Betreibern die Zufahrt verwehrt

Mobilfunkmast
Betreibern die Zufahrt verwehrt.

Kölner Stadtanzeiger vom 26. 4. 01, Lokalbericht
Pr Weilerswist-Metternich - auf die Erteilung der Baugenehmigung für den in Metternich heiß umstrittenen Mobilfunkmast auf der Strasse zum Blauen Stein hatte man im Weilerswister Rathaus keinen Einfluß. Dafür zog Bürgermeister Armin Fuß jetzt die Trumpfkarte der Kommune aus dem Ärmel. Die Gemeinde sperrt ihre Wege für den Transport des Sendemastes, den die Firma E-Plus dort errichten will. "Darauf habe ich den Mobilfunkanbieter schon vor mehreren Wochen hingewiesen", erklärte Fuß im Gespräch mit dem Kölner Stadtanzeiger. Die Firma habe aber die Ankündigung ignoriert und schon erste Vorbereitungen für den Transport getroffen. Auch das Angebot, den Mast auf einem gemeindeeigenen Grundstück in der Nähe der Autobahn zu errichten, schlug E-Plus aus. "Hie hätte es keine Probleme gegeben, da die Anlage dann in rund 900 Metern Entfernung zum Dorf gestanden hätte", meinte Fuß. Der jetzt geplante Standort sei aufgrund der Nähe zum Wohngebiet aber einfach nicht akzeptabel......
"Dadurch hat man wohl auch bei E-Plus erkannt, dass es besser ist, mit den Leuten vor Ort zu reden, vermutete Fuß. In Kürze wolle der Mobilfunkanbieter jedenfalls zu einer Bürgerinformation einladen".

Abschrift vom Original von Bürgerwelle Eifel
gerd-zesar@t-online.de

Anmerkung
Der Ehemann einer Mitarbeiterin der Gemeindeverwaltung Metternich ist an Leukämie erkrankt.
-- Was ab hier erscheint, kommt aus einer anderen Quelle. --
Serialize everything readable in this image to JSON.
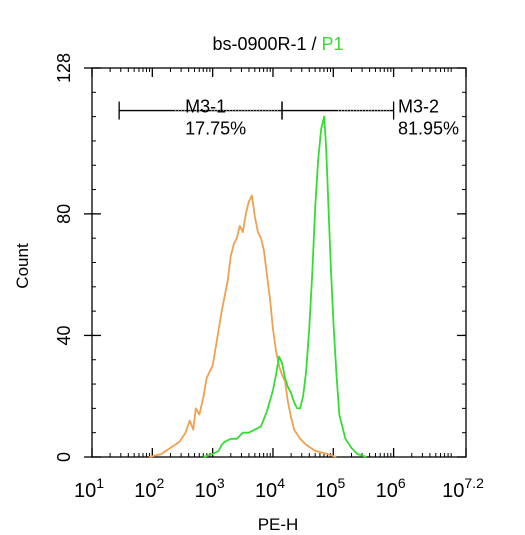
{
  "chart_data": {
    "type": "line",
    "title_prefix": "bs-0900R-1 / ",
    "title_gate": "P1",
    "xlabel": "PE-H",
    "ylabel": "Count",
    "x_scale": "log10",
    "xlim": [
      1,
      7.2
    ],
    "ylim": [
      0,
      128
    ],
    "x_ticks": [
      {
        "base": "10",
        "exp": "1"
      },
      {
        "base": "10",
        "exp": "2"
      },
      {
        "base": "10",
        "exp": "3"
      },
      {
        "base": "10",
        "exp": "4"
      },
      {
        "base": "10",
        "exp": "5"
      },
      {
        "base": "10",
        "exp": "6"
      },
      {
        "base": "10",
        "exp": "7.2"
      }
    ],
    "y_ticks": [
      "0",
      "40",
      "80",
      "128"
    ],
    "colors": {
      "control": "#f0a050",
      "sample": "#33dd33",
      "gate_text": "#33dd33"
    },
    "series": [
      {
        "color_key": "control",
        "points": [
          [
            1.95,
            0
          ],
          [
            2.15,
            1
          ],
          [
            2.3,
            3
          ],
          [
            2.45,
            5
          ],
          [
            2.55,
            8
          ],
          [
            2.62,
            12
          ],
          [
            2.68,
            9
          ],
          [
            2.72,
            16
          ],
          [
            2.78,
            14
          ],
          [
            2.85,
            20
          ],
          [
            2.9,
            26
          ],
          [
            2.95,
            28
          ],
          [
            3.0,
            30
          ],
          [
            3.05,
            36
          ],
          [
            3.1,
            42
          ],
          [
            3.15,
            48
          ],
          [
            3.2,
            53
          ],
          [
            3.25,
            58
          ],
          [
            3.3,
            66
          ],
          [
            3.35,
            70
          ],
          [
            3.4,
            72
          ],
          [
            3.45,
            76
          ],
          [
            3.5,
            74
          ],
          [
            3.55,
            80
          ],
          [
            3.6,
            84
          ],
          [
            3.65,
            86
          ],
          [
            3.7,
            79
          ],
          [
            3.75,
            74
          ],
          [
            3.8,
            72
          ],
          [
            3.85,
            68
          ],
          [
            3.9,
            60
          ],
          [
            3.95,
            52
          ],
          [
            4.0,
            42
          ],
          [
            4.05,
            35
          ],
          [
            4.1,
            30
          ],
          [
            4.15,
            27
          ],
          [
            4.2,
            25
          ],
          [
            4.25,
            18
          ],
          [
            4.3,
            13
          ],
          [
            4.35,
            9
          ],
          [
            4.45,
            6
          ],
          [
            4.55,
            4
          ],
          [
            4.7,
            2
          ],
          [
            4.9,
            1
          ],
          [
            5.05,
            0
          ]
        ]
      },
      {
        "color_key": "sample",
        "points": [
          [
            2.85,
            0
          ],
          [
            3.0,
            1
          ],
          [
            3.1,
            2
          ],
          [
            3.15,
            4
          ],
          [
            3.2,
            5
          ],
          [
            3.3,
            6
          ],
          [
            3.4,
            6
          ],
          [
            3.5,
            8
          ],
          [
            3.6,
            8
          ],
          [
            3.7,
            9
          ],
          [
            3.8,
            10
          ],
          [
            3.9,
            15
          ],
          [
            4.0,
            22
          ],
          [
            4.05,
            27
          ],
          [
            4.1,
            33
          ],
          [
            4.15,
            31
          ],
          [
            4.2,
            26
          ],
          [
            4.25,
            23
          ],
          [
            4.3,
            21
          ],
          [
            4.35,
            18
          ],
          [
            4.4,
            16
          ],
          [
            4.45,
            16
          ],
          [
            4.5,
            20
          ],
          [
            4.55,
            28
          ],
          [
            4.6,
            42
          ],
          [
            4.65,
            60
          ],
          [
            4.7,
            82
          ],
          [
            4.75,
            98
          ],
          [
            4.8,
            108
          ],
          [
            4.85,
            112
          ],
          [
            4.88,
            102
          ],
          [
            4.92,
            82
          ],
          [
            4.96,
            62
          ],
          [
            5.0,
            45
          ],
          [
            5.05,
            28
          ],
          [
            5.1,
            14
          ],
          [
            5.2,
            6
          ],
          [
            5.3,
            3
          ],
          [
            5.4,
            1
          ],
          [
            5.55,
            0
          ]
        ]
      }
    ],
    "markers": [
      {
        "name": "M3-1",
        "percent": "17.75%",
        "x_start": 1.45,
        "x_end": 4.15
      },
      {
        "name": "M3-2",
        "percent": "81.95%",
        "x_start": 4.15,
        "x_end": 6.0
      }
    ],
    "marker_y": 114
  }
}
Neben dem Haus der Eheleute befindet sich ein Trafohäuschen. Bis vor kurzen wurde ein schnurloses DECT-Heimtelefon betrieben.
Zu beklagen ist, daß der o. a. Zeitungsbericht wie auch andere nur lokal und nicht in der Berichterstattung des Gesamtkreises Euskirchen erschienen ist. Der Bevölkerung wird aus diesen Gründen nicht deutlich, wie groß der Widerstand in der Zwischenzeit ist.